What I learned and what I think
The paper’s internal mechanics confuse me, and its relationship to the authors outside perspectives confuse me.
By mechanics, I mean how the internal structure intends to support a conclusion. The conclusion is that “the word is out, DT is not synonymous with creativity but DT tests provide useful estimates of meaningful potential.” The paper begins with a similar assertion. But the whole article in-between is a discussion about how the creativity research community has framed divergent thinking as synonymous with creativity, including the author himself. Maybe he intended nuance between “synonymous with” and “relationship with” and I missed it, but it sure seems like one is being equated with the other.

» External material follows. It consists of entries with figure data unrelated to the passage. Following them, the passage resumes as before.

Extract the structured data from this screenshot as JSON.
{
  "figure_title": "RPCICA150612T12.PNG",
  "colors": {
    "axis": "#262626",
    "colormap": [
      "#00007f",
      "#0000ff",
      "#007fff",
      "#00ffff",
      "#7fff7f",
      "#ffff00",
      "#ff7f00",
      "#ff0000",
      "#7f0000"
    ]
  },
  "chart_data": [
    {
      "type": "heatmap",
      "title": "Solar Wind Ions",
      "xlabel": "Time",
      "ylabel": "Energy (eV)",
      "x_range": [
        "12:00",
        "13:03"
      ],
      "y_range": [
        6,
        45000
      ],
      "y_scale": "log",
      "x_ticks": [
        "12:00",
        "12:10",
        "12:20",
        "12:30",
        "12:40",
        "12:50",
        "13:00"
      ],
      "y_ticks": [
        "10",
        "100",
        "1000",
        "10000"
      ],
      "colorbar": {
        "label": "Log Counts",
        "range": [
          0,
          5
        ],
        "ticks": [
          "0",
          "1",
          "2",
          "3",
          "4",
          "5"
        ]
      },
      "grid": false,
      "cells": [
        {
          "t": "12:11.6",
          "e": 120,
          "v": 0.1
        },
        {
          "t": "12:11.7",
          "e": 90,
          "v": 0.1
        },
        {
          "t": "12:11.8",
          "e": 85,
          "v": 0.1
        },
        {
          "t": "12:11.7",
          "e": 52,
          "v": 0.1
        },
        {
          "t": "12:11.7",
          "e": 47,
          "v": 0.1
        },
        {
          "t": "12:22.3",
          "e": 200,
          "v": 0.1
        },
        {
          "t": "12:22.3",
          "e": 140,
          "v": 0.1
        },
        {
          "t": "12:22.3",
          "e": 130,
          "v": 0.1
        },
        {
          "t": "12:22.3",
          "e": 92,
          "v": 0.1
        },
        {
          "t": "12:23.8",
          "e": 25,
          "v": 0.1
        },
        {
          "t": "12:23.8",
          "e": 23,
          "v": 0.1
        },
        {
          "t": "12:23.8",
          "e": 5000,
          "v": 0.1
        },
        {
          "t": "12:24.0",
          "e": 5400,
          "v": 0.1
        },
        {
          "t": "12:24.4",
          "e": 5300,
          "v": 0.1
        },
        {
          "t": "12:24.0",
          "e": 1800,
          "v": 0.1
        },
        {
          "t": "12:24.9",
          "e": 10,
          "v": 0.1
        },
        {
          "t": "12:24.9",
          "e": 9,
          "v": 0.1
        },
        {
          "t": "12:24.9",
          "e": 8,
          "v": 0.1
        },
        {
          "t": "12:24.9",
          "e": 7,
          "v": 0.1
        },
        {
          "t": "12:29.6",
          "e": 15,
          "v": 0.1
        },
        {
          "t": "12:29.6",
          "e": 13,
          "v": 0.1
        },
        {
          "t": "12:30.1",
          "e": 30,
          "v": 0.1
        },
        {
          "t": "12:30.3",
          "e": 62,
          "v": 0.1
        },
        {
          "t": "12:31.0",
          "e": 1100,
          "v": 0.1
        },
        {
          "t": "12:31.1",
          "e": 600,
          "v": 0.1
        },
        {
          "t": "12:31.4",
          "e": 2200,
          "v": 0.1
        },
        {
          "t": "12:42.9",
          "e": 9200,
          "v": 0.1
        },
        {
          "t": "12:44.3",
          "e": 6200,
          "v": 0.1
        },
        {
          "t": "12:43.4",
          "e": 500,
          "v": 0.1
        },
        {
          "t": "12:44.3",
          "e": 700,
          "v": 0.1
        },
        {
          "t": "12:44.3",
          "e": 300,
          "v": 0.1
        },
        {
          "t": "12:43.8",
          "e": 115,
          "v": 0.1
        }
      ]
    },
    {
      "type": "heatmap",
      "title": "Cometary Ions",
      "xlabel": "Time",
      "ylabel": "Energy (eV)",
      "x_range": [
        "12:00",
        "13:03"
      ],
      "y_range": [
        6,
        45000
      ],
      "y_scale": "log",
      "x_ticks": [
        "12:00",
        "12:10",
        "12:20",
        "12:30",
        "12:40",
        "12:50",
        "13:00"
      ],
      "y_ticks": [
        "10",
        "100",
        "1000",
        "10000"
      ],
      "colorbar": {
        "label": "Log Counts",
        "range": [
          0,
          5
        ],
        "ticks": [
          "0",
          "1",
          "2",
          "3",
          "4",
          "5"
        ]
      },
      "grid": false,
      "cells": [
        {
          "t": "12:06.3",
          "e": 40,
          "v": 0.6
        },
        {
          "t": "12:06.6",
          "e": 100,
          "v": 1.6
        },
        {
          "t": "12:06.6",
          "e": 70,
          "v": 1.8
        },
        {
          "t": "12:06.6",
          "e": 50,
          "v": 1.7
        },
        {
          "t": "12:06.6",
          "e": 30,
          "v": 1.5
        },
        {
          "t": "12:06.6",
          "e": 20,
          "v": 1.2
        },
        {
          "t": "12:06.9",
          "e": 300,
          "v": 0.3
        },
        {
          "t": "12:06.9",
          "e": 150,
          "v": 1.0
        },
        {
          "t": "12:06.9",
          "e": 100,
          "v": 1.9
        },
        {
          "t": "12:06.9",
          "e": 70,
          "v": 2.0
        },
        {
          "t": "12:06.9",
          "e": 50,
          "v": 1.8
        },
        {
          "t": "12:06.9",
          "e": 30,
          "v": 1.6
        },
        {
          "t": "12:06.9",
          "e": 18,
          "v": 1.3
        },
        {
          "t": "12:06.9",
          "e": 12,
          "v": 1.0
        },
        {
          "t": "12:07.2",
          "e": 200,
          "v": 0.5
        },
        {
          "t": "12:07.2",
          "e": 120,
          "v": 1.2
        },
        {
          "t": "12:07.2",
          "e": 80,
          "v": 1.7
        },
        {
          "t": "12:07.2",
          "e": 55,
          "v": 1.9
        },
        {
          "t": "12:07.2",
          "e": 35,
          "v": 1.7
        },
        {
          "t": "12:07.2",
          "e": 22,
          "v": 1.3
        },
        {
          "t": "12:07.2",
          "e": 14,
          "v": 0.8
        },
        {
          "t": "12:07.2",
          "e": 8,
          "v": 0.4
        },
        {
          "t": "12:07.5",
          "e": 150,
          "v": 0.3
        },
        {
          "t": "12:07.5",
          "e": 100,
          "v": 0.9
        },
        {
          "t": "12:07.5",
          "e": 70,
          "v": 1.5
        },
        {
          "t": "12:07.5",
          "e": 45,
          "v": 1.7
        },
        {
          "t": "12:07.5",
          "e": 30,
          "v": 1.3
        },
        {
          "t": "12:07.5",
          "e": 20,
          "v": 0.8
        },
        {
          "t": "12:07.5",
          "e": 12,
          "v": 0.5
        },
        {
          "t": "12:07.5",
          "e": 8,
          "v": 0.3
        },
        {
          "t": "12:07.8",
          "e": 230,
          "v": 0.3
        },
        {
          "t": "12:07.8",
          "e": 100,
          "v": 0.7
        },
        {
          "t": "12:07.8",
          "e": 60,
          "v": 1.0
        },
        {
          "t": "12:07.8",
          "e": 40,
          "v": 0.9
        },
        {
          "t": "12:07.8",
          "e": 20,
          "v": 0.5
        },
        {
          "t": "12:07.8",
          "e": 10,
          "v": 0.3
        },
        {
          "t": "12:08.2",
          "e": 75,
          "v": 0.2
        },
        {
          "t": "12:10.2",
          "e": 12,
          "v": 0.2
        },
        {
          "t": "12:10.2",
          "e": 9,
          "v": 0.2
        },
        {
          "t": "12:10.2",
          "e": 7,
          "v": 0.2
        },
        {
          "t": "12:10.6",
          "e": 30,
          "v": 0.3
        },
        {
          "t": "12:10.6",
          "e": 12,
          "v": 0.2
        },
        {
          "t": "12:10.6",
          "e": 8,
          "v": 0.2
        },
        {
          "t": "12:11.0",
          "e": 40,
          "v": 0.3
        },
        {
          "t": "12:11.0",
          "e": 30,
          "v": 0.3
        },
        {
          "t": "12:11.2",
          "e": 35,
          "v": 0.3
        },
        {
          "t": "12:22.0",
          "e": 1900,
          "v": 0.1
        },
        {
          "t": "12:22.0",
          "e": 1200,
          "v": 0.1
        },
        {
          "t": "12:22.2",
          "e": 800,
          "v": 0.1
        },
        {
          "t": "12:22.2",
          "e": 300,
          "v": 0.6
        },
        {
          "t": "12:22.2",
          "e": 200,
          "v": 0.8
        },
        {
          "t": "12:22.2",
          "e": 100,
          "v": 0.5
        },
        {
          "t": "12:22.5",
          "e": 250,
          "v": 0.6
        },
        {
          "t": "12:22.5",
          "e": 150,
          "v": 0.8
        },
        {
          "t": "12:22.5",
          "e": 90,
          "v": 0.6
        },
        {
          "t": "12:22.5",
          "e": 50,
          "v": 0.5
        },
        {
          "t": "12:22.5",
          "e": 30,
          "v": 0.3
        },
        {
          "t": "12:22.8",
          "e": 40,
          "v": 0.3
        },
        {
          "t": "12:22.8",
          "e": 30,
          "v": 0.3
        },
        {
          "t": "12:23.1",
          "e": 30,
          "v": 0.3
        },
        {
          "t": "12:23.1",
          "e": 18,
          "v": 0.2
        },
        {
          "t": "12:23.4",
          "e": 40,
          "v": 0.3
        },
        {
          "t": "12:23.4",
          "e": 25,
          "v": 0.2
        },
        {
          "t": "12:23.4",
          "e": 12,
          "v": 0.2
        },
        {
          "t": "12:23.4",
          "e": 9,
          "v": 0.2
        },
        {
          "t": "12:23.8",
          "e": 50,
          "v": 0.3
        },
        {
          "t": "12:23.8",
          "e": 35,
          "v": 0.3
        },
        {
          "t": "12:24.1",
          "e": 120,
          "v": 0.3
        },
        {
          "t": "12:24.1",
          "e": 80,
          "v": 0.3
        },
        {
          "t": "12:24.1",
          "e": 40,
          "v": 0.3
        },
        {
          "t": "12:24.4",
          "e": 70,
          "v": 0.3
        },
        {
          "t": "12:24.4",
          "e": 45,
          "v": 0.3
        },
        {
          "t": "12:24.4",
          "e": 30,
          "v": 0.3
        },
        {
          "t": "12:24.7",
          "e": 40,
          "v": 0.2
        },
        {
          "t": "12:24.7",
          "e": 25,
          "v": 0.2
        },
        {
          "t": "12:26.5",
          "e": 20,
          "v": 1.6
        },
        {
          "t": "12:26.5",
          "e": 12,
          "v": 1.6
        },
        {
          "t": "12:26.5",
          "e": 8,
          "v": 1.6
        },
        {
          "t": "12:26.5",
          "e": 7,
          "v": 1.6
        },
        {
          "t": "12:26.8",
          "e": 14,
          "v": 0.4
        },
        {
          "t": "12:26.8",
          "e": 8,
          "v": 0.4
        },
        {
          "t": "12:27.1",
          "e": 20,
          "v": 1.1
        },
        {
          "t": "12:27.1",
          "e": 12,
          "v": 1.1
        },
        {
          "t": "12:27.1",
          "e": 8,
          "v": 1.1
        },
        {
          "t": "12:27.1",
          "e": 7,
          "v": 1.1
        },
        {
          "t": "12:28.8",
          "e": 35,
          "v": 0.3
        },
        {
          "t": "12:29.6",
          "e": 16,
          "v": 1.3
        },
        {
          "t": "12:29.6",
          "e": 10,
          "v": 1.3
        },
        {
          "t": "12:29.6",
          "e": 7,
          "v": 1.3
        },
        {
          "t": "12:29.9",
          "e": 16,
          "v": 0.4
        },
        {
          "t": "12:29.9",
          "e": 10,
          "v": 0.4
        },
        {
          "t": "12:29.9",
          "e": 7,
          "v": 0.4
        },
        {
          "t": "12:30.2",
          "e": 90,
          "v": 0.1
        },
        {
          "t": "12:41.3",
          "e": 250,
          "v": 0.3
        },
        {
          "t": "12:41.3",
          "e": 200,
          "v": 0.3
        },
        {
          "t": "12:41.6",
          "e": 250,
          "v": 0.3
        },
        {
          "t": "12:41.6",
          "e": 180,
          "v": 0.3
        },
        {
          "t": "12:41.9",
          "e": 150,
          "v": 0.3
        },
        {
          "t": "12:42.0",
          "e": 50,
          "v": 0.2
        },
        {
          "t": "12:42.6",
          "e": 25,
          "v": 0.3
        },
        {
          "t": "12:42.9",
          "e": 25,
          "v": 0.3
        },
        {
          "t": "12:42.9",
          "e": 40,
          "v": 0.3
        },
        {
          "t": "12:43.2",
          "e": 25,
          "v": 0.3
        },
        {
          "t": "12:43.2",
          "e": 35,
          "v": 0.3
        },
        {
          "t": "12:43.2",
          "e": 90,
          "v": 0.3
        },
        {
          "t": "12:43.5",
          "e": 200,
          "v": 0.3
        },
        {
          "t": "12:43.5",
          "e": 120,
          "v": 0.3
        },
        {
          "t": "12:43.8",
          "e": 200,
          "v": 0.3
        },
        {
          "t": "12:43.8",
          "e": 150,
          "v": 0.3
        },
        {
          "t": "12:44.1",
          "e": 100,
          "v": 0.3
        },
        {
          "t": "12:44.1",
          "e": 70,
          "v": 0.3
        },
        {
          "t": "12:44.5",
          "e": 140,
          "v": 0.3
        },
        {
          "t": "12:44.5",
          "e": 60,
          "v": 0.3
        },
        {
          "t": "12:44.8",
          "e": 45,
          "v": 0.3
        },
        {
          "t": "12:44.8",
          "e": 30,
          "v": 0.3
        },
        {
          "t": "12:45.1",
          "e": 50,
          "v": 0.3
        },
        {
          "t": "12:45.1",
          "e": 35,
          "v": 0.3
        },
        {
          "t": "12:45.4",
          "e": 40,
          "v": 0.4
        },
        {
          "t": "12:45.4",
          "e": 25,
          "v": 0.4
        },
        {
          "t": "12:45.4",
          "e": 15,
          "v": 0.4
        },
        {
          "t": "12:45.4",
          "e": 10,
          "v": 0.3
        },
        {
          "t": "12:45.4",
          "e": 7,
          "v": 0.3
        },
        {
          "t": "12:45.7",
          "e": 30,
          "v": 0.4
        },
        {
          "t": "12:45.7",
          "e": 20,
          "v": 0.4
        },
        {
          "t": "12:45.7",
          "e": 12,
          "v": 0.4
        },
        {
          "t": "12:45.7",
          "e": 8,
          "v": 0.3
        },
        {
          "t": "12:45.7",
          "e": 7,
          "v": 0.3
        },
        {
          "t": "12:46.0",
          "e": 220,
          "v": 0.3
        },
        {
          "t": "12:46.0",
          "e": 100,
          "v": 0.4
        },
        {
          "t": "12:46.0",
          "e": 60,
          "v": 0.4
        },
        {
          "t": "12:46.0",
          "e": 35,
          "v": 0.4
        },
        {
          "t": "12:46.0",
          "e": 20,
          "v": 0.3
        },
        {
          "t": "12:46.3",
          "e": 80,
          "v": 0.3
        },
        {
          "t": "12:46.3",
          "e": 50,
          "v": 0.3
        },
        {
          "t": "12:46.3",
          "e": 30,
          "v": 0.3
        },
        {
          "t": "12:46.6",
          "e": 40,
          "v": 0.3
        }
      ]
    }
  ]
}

This paper was published in February of 2012. As I understand it, Runco published “The standard definition of creativity” a month earlier, in January of 2012. In that article, he indicates that “if something is not unusual, novel, or unique, it is commonplace, mundane, orconventional. It is not original, and therefore not creative.” But in this article, he indicates that there is much more to creativity; for example, he describes that “It may be effectiveness or aesthetic appeal, but in some way creative things are all appropriate, as well as original.” Appropriateness is almost by definition commonplace, mundane, or conventional; it’s also a quality of good design. Again, maybe I’m missing a nuance here, but I don’t think so.
This type of work is also cementing my distrust and disappointment with the academic reliance on quantitative scoring. I realize this is a fundamental part of cognitive psychology, and the researchers are working with a same goal in mind as I am: to understand how creativity works. But I’m just increasingly aware of the gap between these studies and what happens in real life; there’s almost no applicability or overlap. If that’s true, what’s the point? If we try to observe “purity” of a behavior, but that purity never actually manifests, then it’s meaningless.
Also, a learning for me; I didn’t realize it was good form to heavily lean on your own research in producing new ideas for the academic community, but this paper includes 20 papers by Runco himself. This seems weird to me? I haven’t seen this in other survey-type papers before.